Coronavirus: Mysterious New Virus Can Cause Fever, Cough, Breathing Problems

Mysterious New Virus Can Cause Fever, Cough, Breathing Problems
ATLANTA, GA - UNDATED: This undated handout photo from the Centers for Disease Control and Prevention (CDC) shows a microscopic view of the Coronavirus at the CDC in Atlanta, Georgia. According to the CDC the virus that causes Severe Acute Respiratory Syndrome (SARS) might be a 'previously unrecognized virus from the Coronavirus family.' (Photo by CDC/Getty Images)
ATLANTA, GA - UNDATED: This undated handout photo from the Centers for Disease Control and Prevention (CDC) shows a microscopic view of the Coronavirus at the CDC in Atlanta, Georgia. According to the CDC the virus that causes Severe Acute Respiratory Syndrome (SARS) might be a 'previously unrecognized virus from the Coronavirus family.' (Photo by CDC/Getty Images)

LONDON, Sept 27 (Reuters) - The World Health Organisation (WHO) has issued a global alert about the emergence of a new virus that was previously unknown in humans and can cause a potentially fatal acute respiratory infection.

Here is an at-a-glance guide to the virus:

* The virus belongs to a family called coronaviruses and has so far been confirmed in only two cases globally. Both occurred between July and September 2012.

* The first case was in a 60-year-old man in Saudi Arabia and proved fatal. The second is in a 49-year-old Qatari man who recently visited Saudi Arabia. He had the infection diagnosed after travelling to London in early September.
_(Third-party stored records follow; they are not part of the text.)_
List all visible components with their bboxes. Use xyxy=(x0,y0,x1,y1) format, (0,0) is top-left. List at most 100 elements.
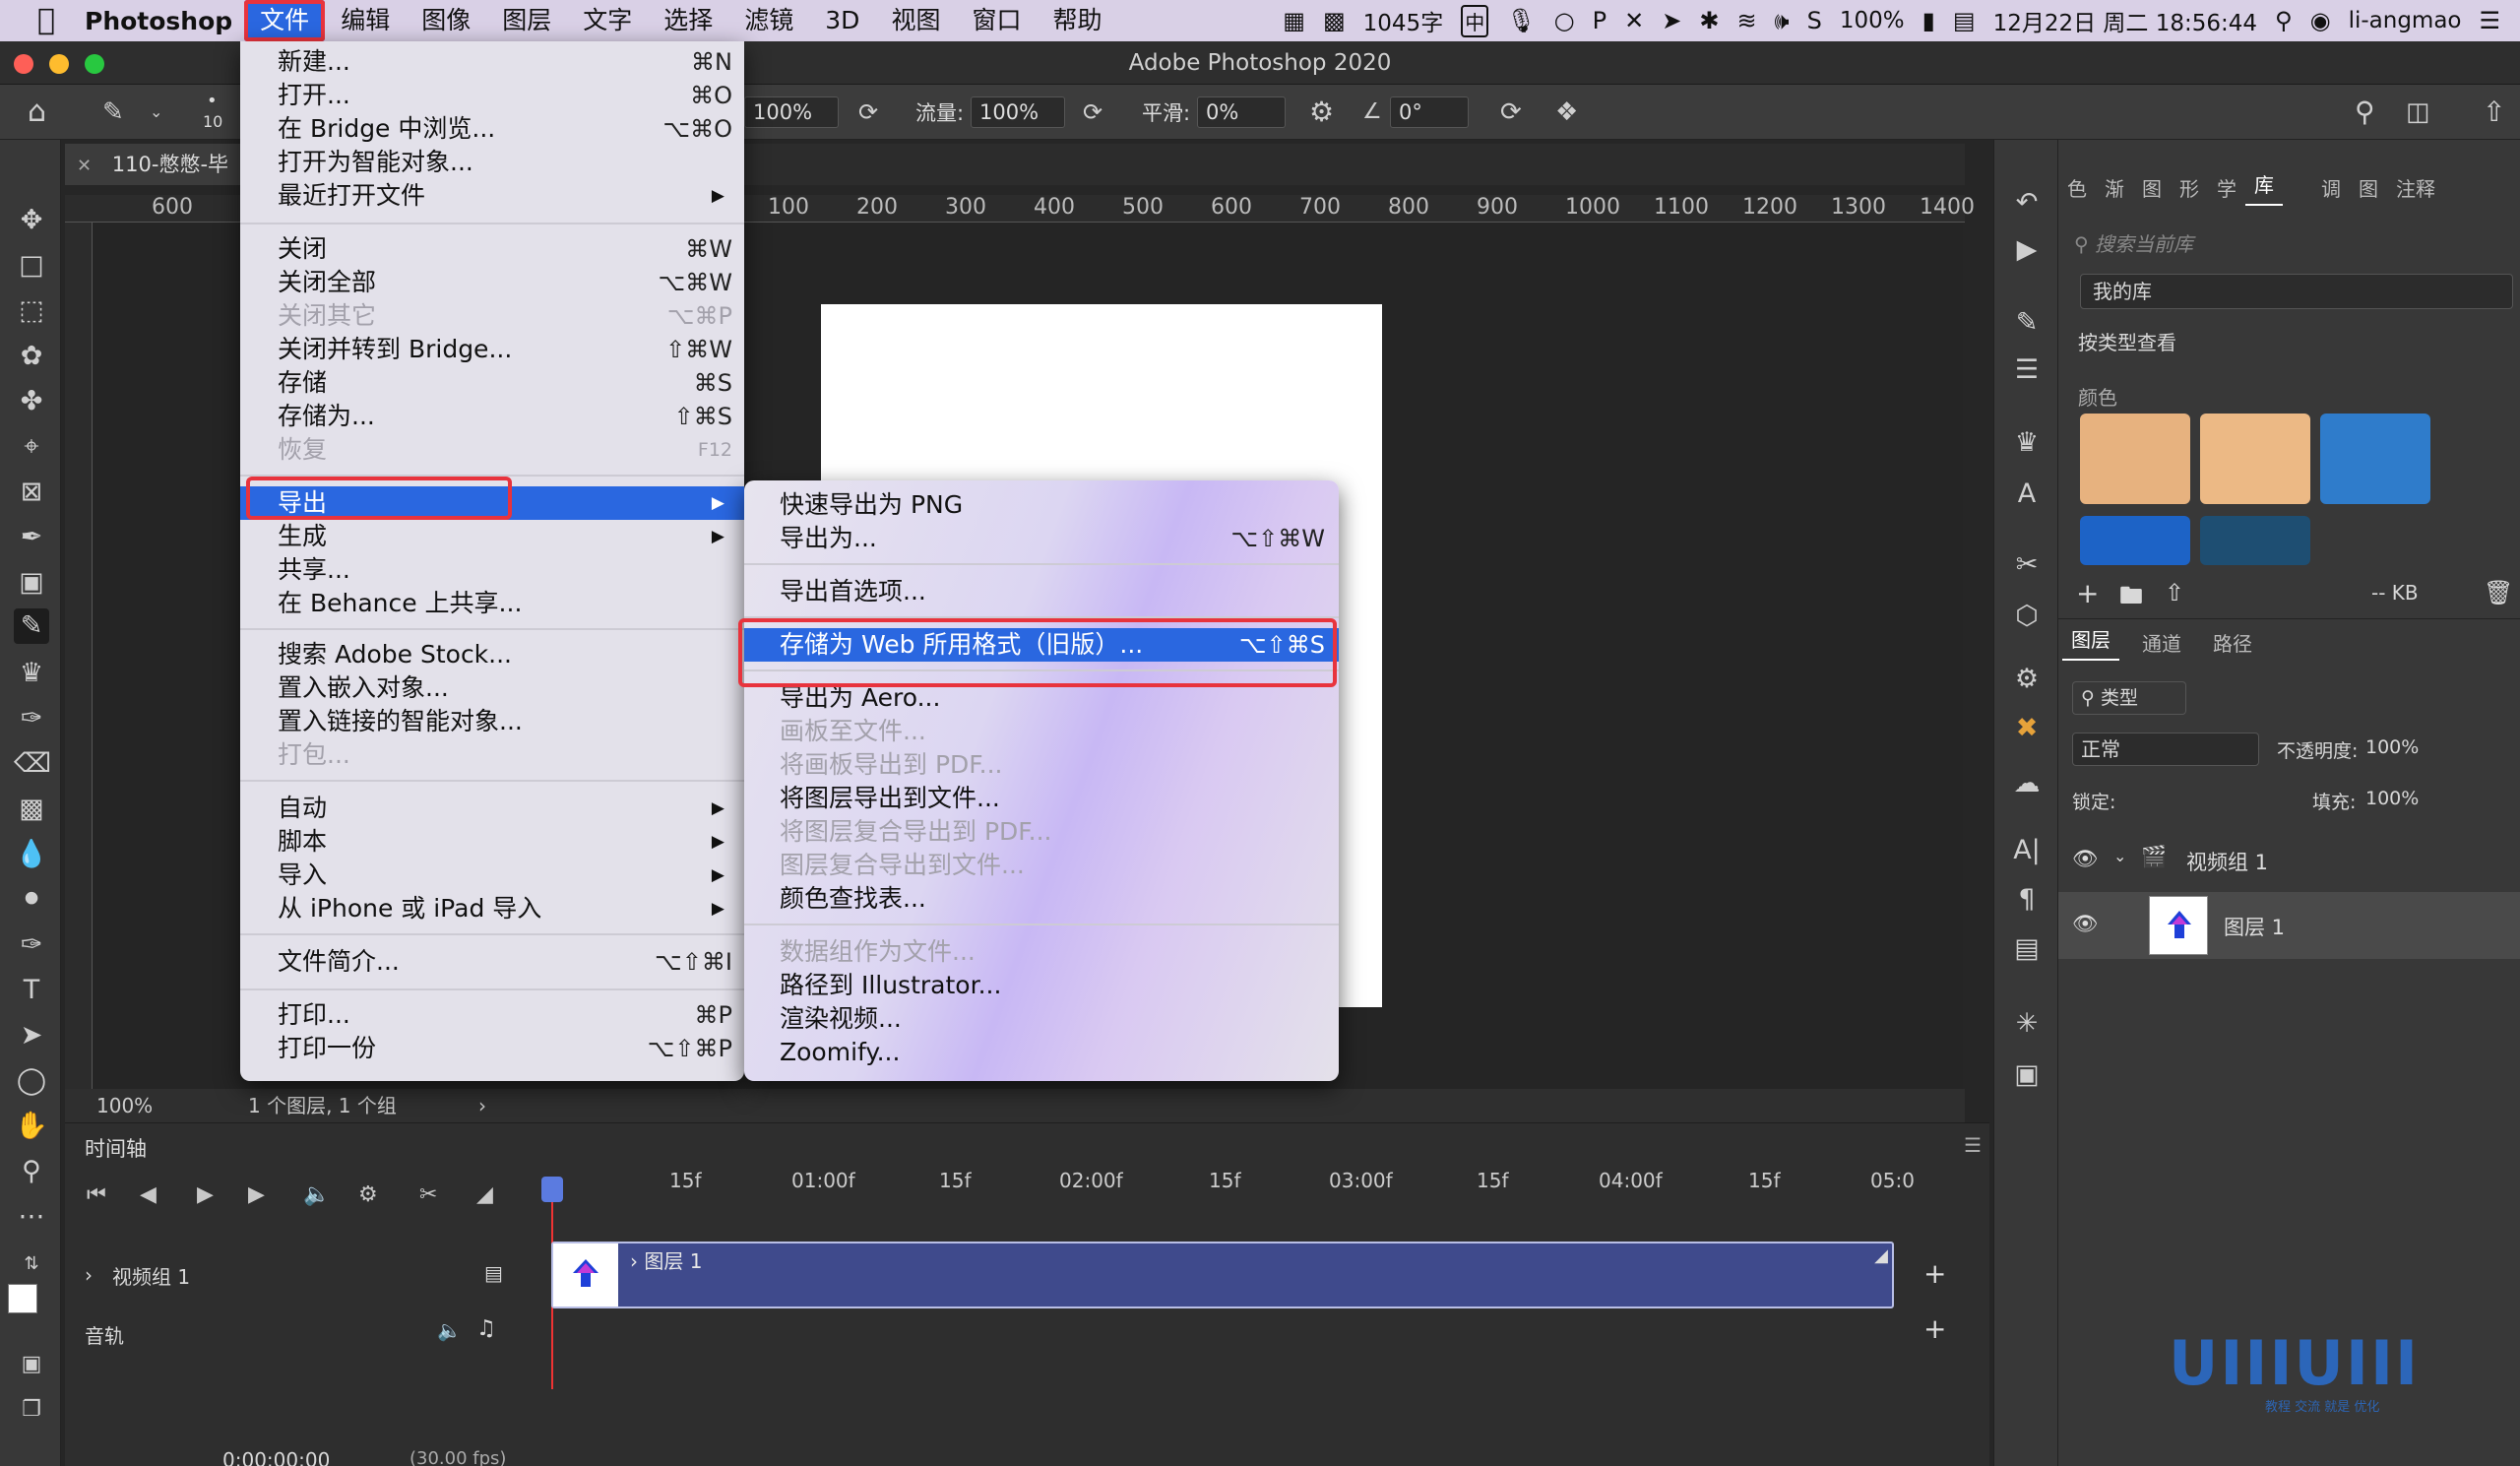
brush-tool-icon[interactable]: ✎ xyxy=(14,608,49,644)
quick-select-tool-icon[interactable]: ✤ xyxy=(14,384,49,419)
view-by-type-dropdown[interactable]: 按类型查看 xyxy=(2078,327,2176,355)
tab-libraries[interactable]: 库 xyxy=(2245,169,2283,206)
menu-item-quick-export-png[interactable]: 快速导出为 PNG xyxy=(744,488,1339,522)
more-tools-icon[interactable]: ⋯ xyxy=(14,1199,49,1235)
layer-row-video-group[interactable]: 👁 ⌄ 🎬 视频组 1 xyxy=(2058,831,2520,892)
menu-item-render-video[interactable]: 渲染视频... xyxy=(744,1002,1339,1036)
3d-icon[interactable]: ⬡ xyxy=(2009,599,2045,634)
film-strip-icon[interactable]: ▤ xyxy=(484,1261,503,1285)
plugin-icon[interactable]: ✖ xyxy=(2009,711,2045,746)
pressure-opacity-icon[interactable]: ⟳ xyxy=(858,98,878,126)
library-search-input[interactable]: ⚲ 搜索当前库 xyxy=(2074,226,2507,262)
ellipse-tool-icon[interactable]: ◯ xyxy=(14,1063,49,1099)
wechat-icon[interactable]: ○ xyxy=(1554,7,1575,34)
smoothing-field[interactable]: 0% xyxy=(1197,96,1286,128)
menu-item-save[interactable]: 存储 ⌘S xyxy=(240,366,744,400)
menu-item-automate[interactable]: 自动 ▶ xyxy=(240,792,744,825)
menu-select[interactable]: 选择 xyxy=(648,0,728,41)
menu-type[interactable]: 文字 xyxy=(567,0,648,41)
wifi-icon[interactable]: ≋ xyxy=(1736,7,1756,34)
clip-end-icon[interactable]: ◢ xyxy=(1874,1245,1888,1266)
add-element-icon[interactable]: + xyxy=(2076,577,2099,609)
blur-tool-icon[interactable]: 💧 xyxy=(14,837,49,872)
history-brush-tool-icon[interactable]: ✑ xyxy=(14,701,49,736)
hand-tool-icon[interactable]: ✋ xyxy=(14,1109,49,1144)
tab-channels[interactable]: 通道 xyxy=(2133,628,2190,657)
x-icon[interactable]: ✕ xyxy=(1624,7,1644,34)
zoom-tool-icon[interactable]: ⚲ xyxy=(14,1154,49,1189)
tab-notes[interactable]: 注释 xyxy=(2387,173,2444,202)
workspace-icon[interactable]: ◫ xyxy=(2406,97,2430,127)
menu-item-export-preferences[interactable]: 导出首选项... xyxy=(744,575,1339,608)
blend-mode-select[interactable]: 正常 xyxy=(2072,733,2259,766)
library-select[interactable]: 我的库 xyxy=(2080,274,2513,309)
split-scissors-icon[interactable]: ✂ xyxy=(419,1182,437,1207)
menu-item-new[interactable]: 新建... ⌘N xyxy=(240,45,744,79)
gradient-tool-icon[interactable]: ▩ xyxy=(14,792,49,827)
transition-icon[interactable]: ◢ xyxy=(476,1182,493,1207)
tool-presets-icon[interactable]: ✂ xyxy=(2009,547,2045,583)
menu-item-generate[interactable]: 生成 ▶ xyxy=(240,520,744,553)
chevron-right-icon[interactable]: › xyxy=(478,1089,486,1122)
tab-paths[interactable]: 路径 xyxy=(2204,628,2261,657)
minimize-window-button[interactable] xyxy=(49,54,69,74)
menu-item-import[interactable]: 导入 ▶ xyxy=(240,859,744,892)
menu-item-open[interactable]: 打开... ⌘O xyxy=(240,79,744,112)
app-menu[interactable]: Photoshop xyxy=(85,7,232,35)
upload-icon[interactable]: ⇧ xyxy=(2165,579,2184,606)
quick-mask-icon[interactable]: ▣ xyxy=(14,1347,49,1382)
input-method[interactable]: 中 xyxy=(1461,4,1489,37)
s-icon[interactable]: S xyxy=(1807,7,1822,34)
menu-item-open-smart-object[interactable]: 打开为智能对象... xyxy=(240,146,744,179)
document-tab[interactable]: ✕ 110-憋憋-毕 xyxy=(65,144,252,185)
panel-menu-icon[interactable]: ☰ xyxy=(1964,1133,1982,1157)
marquee-tool-icon[interactable]: ⬚ xyxy=(14,293,49,329)
layer-row-layer1[interactable]: 👁 图层 1 xyxy=(2058,892,2520,959)
character-icon[interactable]: A| xyxy=(2009,833,2045,868)
layer-name[interactable]: 图层 1 xyxy=(2224,912,2285,941)
siri-icon[interactable]: ◉ xyxy=(2310,7,2331,34)
tab-patterns[interactable]: 图 xyxy=(2133,173,2171,202)
layer-filter-select[interactable]: ⚲ 类型 xyxy=(2072,681,2186,715)
battery-icon[interactable]: ▮ xyxy=(1922,7,1935,34)
move-tool-icon[interactable]: ✥ xyxy=(14,203,49,238)
volume-icon[interactable]: 🕪 xyxy=(1775,7,1790,34)
send-icon[interactable]: ➤ xyxy=(1662,7,1681,34)
menu-item-close[interactable]: 关闭 ⌘W xyxy=(240,232,744,266)
trash-icon[interactable]: 🗑 xyxy=(2484,579,2513,606)
audio-volume-icon[interactable]: 🔈 xyxy=(437,1318,462,1342)
menu-item-place-embedded[interactable]: 置入嵌入对象... xyxy=(240,671,744,705)
word-count[interactable]: 1045字 xyxy=(1363,4,1444,37)
lasso-tool-icon[interactable]: ✿ xyxy=(14,339,49,374)
gear-icon[interactable]: ⚙ xyxy=(1309,96,1334,128)
tab-learn[interactable]: 学 xyxy=(2208,173,2245,202)
apple-menu-icon[interactable]:  xyxy=(30,4,63,37)
menu-item-share[interactable]: 共享... xyxy=(240,553,744,587)
video-clip[interactable]: › 图层 1 ◢ xyxy=(551,1242,1894,1308)
path-select-tool-icon[interactable]: ➤ xyxy=(14,1018,49,1053)
control-center-icon[interactable]: ☰ xyxy=(2479,7,2500,34)
app-status-icon[interactable]: ▦ xyxy=(1283,7,1305,34)
adjustments-icon[interactable]: ☰ xyxy=(2009,352,2045,388)
actions-play-icon[interactable]: ▶ xyxy=(2009,232,2045,268)
brush-settings-icon[interactable]: ✎ xyxy=(2009,305,2045,341)
zoom-window-button[interactable] xyxy=(85,54,104,74)
mute-audio-icon[interactable]: 🔈 xyxy=(303,1182,330,1207)
zoom-level[interactable]: 100% xyxy=(96,1089,153,1122)
play-icon[interactable]: ▶ xyxy=(197,1182,214,1207)
menu-3d[interactable]: 3D xyxy=(809,0,875,41)
tab-shapes[interactable]: 形 xyxy=(2171,173,2208,202)
clone-source-icon[interactable]: ♛ xyxy=(2009,425,2045,461)
tab-gradients[interactable]: 渐 xyxy=(2096,173,2133,202)
brush-preset-icon[interactable]: ✎ xyxy=(102,97,124,127)
pressure-size-icon[interactable]: ⟳ xyxy=(1500,97,1522,127)
menu-view[interactable]: 视图 xyxy=(875,0,956,41)
menu-item-export-as[interactable]: 导出为... ⌥⇧⌘W xyxy=(744,522,1339,555)
menu-item-paths-to-illustrator[interactable]: 路径到 Illustrator... xyxy=(744,969,1339,1002)
tab-adjustments[interactable]: 调 xyxy=(2312,173,2350,202)
close-window-button[interactable] xyxy=(14,54,33,74)
cloud-icon[interactable]: ☁ xyxy=(2009,766,2045,801)
pen-tool-icon[interactable]: ✑ xyxy=(14,927,49,963)
colors-section-header[interactable]: 颜色 xyxy=(2078,382,2117,411)
history-icon[interactable]: ↶ xyxy=(2009,185,2045,221)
* The WHO has not yet given the virus a name, but scientists at Britain's Health Protection Agency (HPA) refer to it as "London1_novel CoV 2012".
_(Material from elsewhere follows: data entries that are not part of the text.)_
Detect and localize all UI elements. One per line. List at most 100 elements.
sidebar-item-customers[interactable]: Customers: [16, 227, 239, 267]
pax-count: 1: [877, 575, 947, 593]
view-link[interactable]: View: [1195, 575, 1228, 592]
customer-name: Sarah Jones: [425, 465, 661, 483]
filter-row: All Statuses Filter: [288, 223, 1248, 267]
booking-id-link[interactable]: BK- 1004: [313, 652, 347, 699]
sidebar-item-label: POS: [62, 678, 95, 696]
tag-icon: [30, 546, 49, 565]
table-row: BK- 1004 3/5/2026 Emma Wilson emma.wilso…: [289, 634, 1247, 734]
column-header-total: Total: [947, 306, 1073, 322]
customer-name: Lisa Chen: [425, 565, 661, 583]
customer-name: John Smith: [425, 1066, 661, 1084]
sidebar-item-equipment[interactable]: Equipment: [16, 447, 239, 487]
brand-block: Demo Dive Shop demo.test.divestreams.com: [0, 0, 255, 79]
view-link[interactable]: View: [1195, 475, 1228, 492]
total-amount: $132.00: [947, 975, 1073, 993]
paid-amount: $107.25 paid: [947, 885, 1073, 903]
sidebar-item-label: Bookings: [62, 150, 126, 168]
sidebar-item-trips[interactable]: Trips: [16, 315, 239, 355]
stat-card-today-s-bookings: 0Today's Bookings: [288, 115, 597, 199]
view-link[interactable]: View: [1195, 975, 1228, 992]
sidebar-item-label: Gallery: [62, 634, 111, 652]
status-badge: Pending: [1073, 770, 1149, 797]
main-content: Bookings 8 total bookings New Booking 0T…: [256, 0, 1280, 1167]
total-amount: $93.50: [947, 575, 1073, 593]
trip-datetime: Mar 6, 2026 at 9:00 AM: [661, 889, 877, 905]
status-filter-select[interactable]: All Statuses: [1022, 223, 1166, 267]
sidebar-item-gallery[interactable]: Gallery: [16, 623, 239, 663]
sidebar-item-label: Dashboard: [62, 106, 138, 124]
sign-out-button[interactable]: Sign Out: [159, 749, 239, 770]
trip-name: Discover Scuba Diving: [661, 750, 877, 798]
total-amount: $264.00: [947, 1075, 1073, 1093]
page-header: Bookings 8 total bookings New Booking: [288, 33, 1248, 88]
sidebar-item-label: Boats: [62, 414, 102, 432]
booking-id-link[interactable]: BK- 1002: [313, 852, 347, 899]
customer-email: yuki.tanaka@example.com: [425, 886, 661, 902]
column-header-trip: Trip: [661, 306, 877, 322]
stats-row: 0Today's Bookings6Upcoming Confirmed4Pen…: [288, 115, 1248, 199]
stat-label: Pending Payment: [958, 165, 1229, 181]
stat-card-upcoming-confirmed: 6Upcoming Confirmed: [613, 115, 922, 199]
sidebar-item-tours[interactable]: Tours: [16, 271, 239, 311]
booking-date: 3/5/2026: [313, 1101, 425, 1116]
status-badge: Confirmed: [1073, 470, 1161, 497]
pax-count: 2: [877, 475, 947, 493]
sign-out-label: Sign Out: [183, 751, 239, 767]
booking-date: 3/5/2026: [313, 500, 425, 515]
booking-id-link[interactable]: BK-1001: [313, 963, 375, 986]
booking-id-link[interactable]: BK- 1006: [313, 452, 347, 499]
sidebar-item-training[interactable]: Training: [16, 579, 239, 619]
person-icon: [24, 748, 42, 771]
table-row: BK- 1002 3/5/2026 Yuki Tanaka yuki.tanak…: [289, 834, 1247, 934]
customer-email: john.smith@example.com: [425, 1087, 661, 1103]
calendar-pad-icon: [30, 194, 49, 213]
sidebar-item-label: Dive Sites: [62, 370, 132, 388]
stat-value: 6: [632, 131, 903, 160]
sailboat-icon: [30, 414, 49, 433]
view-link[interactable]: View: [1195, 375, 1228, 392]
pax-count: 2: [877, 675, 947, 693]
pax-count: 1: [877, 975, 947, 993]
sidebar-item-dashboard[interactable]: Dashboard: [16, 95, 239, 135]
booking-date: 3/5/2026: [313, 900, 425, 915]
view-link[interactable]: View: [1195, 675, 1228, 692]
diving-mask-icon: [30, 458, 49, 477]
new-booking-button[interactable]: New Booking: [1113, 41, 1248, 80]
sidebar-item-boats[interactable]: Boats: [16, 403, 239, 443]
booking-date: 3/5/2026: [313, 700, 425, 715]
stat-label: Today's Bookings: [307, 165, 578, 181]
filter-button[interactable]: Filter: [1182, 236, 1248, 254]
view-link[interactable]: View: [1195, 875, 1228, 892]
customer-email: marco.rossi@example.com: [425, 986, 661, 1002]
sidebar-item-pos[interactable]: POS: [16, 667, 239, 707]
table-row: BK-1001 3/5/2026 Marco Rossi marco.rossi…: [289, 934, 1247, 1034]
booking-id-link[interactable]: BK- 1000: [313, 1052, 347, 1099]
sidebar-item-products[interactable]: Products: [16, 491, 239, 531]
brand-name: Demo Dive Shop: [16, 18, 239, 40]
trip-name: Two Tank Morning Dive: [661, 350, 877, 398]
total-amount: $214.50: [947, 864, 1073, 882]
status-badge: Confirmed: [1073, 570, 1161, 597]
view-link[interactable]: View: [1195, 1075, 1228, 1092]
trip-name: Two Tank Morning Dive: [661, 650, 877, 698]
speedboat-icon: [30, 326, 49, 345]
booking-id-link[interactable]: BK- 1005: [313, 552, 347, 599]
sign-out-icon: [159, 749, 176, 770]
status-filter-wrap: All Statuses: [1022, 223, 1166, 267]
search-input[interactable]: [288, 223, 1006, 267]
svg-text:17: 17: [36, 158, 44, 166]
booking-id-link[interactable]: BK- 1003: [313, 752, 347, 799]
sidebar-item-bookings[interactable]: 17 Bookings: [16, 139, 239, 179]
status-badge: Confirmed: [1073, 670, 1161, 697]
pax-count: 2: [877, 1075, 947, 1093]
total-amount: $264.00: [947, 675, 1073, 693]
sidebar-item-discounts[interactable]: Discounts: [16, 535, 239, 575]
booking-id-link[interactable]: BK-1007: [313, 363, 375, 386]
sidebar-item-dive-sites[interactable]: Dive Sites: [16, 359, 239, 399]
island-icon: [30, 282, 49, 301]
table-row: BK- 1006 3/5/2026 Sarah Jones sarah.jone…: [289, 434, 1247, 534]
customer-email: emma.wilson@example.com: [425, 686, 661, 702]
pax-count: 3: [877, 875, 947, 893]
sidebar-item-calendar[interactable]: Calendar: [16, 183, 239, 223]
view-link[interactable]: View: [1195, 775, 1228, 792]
* Human coronaviruses were first identified in the mid-1960s and are named for the crown-like projections on the surface of the virus.

* The family includes viruses that cause the common cold and SARS, or Severe Acute Respiratory Syndrome, which emerged in China in 2002 and killed about 10 percent of approximately 8,000 people infected worldwide.

* Symptoms in the two confirmed cases include fever, cough and breathing difficulties. It is not yet clear whether these are typical or whether the virus could be circulating more widely but causing milder illness.

* Coronaviruses are typically spread like other respiratory infections, such as flu, travelling in airborne droplets when an infected person coughs or sneezes.

* At this stage it is not clear where the virus came from. New infections can emerge from mutations to existing viruses, or be caught from infections circulating in the animal population. Human diseases that come from animal are called zoonoses.